The number of emails office workers send and receive annually stands at around 45,300 emails. Still, more than half of them are successful in reaching an inbox of zero. The percentage of those who managed to keep their inboxes empty at all times was five points lower in 2017. Unsurprisingly, the most common reaction to the idea of reaching this goal is relief (39%).
Of all the emails in the world that people get, the most annoying ones start with this particular phrase, according to 25% of the participants in Adobe’s study. 9% of them have a profound dislike for emails that start with “Per my last email,” while the third most annoying email intro is “Per our conversation,” followed by “Any updates on this?”
How many email users are there using this method for consumer-to-brand communication? A 2018 survey showed that half of all consumers consider email the best way to get in touch with a brand.

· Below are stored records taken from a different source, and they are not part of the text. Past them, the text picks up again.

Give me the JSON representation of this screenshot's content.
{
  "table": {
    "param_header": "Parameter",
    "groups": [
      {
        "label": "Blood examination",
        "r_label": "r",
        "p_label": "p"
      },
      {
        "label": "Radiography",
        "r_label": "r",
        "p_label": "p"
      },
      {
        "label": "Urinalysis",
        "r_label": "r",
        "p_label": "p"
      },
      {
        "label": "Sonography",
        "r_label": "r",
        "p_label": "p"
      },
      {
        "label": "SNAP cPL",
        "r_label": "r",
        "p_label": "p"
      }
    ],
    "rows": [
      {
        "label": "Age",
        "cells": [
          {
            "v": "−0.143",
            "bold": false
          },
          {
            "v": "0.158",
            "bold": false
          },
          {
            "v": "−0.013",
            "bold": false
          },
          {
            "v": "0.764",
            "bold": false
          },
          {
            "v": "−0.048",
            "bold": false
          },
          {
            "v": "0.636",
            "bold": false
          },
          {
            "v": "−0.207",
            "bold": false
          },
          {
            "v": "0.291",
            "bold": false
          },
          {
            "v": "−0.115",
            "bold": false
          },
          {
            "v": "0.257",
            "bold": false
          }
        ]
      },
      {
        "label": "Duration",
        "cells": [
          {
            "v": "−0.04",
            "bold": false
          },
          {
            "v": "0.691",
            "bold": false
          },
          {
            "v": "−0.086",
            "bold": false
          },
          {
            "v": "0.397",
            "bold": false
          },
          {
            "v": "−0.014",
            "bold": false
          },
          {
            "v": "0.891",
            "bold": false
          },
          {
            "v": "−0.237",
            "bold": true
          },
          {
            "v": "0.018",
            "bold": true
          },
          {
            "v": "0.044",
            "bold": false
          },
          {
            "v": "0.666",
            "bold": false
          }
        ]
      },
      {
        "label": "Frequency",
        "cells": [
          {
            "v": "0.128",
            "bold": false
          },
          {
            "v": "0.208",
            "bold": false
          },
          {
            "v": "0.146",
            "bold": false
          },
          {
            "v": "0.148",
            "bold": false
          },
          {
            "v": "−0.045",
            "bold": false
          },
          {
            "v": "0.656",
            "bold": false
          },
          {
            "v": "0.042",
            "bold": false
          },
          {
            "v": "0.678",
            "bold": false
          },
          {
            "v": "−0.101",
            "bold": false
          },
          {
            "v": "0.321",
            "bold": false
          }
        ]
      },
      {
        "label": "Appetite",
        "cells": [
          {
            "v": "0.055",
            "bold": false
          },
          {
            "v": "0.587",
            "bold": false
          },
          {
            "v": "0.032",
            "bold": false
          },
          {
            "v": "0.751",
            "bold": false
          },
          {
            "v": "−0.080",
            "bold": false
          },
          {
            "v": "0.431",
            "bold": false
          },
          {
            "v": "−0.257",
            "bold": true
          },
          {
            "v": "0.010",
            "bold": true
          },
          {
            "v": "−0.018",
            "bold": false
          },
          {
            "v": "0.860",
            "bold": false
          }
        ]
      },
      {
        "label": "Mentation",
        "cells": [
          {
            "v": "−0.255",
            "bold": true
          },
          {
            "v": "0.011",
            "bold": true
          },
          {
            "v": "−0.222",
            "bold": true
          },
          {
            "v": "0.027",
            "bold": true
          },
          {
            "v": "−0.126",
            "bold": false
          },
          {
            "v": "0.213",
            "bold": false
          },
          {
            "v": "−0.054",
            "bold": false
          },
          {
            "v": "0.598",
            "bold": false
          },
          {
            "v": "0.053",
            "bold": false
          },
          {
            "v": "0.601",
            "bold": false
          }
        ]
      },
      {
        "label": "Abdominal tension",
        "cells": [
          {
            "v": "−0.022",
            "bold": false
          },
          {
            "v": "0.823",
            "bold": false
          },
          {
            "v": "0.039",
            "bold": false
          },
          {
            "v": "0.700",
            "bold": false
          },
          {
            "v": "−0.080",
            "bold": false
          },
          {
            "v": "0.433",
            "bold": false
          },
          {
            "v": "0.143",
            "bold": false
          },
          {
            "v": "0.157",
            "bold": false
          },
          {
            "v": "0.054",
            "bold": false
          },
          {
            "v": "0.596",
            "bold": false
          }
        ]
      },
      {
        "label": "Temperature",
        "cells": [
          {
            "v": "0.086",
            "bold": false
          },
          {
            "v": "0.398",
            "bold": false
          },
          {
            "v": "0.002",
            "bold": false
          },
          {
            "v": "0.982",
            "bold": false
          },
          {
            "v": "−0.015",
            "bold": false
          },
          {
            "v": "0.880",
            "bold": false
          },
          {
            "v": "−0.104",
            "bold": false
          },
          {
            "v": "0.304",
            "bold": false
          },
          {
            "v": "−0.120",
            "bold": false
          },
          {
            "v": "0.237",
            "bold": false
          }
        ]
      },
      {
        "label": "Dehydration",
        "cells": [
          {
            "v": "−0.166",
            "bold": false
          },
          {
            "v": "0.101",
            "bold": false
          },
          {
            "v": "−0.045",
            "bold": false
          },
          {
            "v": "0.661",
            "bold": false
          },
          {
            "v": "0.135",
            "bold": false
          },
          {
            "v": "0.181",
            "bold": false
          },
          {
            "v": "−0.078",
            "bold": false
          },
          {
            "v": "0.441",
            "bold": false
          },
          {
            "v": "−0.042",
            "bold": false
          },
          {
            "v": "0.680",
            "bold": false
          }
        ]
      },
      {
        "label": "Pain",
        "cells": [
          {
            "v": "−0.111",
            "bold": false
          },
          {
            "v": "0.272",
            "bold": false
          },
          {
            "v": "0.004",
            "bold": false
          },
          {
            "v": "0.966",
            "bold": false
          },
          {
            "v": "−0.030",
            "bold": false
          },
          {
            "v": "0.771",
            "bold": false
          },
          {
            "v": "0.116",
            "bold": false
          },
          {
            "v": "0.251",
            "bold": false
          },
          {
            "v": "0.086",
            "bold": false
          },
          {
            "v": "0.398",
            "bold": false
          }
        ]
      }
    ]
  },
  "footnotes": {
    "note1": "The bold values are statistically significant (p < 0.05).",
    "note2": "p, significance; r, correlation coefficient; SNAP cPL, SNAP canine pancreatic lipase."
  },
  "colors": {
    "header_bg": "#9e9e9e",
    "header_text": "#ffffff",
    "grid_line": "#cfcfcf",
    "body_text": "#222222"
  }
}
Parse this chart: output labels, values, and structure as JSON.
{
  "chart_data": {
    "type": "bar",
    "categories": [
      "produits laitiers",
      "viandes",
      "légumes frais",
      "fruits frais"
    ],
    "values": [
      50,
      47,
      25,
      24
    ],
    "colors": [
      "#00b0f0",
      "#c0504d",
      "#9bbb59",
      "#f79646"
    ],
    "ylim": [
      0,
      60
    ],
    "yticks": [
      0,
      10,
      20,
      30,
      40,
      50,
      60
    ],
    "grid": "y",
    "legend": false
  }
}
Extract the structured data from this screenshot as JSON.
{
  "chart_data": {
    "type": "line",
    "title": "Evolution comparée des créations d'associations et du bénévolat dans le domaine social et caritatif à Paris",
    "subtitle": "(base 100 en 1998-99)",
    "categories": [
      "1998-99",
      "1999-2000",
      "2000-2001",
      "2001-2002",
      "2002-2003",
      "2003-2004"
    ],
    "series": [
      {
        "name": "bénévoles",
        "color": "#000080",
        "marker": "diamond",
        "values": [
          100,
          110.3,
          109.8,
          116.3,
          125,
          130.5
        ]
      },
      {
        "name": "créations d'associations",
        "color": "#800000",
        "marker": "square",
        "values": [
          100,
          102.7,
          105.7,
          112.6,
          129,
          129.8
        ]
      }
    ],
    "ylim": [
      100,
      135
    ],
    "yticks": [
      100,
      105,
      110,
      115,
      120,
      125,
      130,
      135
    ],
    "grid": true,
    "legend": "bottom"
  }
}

Other communication channels trail far behind email, with direct mail being the most popular communication option for 20% of the survey participants. Social media channels (7%), phone calls (7%), and a brand’s mobile apps (7%) rank near the bottom of the list, while the least favorite communication channel is chatbots (3%).
According to email marketing statistics, 2018 saw the highest percentage of email consumers using the unsubscribe link once they no longer wanted to receive emails from a particular company. 10% of users deleted unwanted emails each time they arrived in their inbox. 6.2% of email users clicked the spam button when they got these types of emails, and 5.9% of users ignored unwanted emails.
Adobe’s “Consumer Email Survey” from 2018 shows that email users consider about one-third of all the email offers they receive worth opening. With work emails, the percentage of interesting email offers stands at 27%, while personal emails receive slightly more interesting offers (31%).
Let’s recap some of the fascinating facts we discovered as we answered the burning question, How many email users are there? In the US alone, there are over 250 million email users, while the global email user base should increase by 100 million in the next four years. The average user has 1.75 accounts, and they typically receive three times more emails than they send. Gmail is one of the most popular email clients, with 1.5 billion users. Additionally, around 57% of all email users access their accounts from a mobile device. And finally, whatever you do, don’t start an email with “Per my last email.”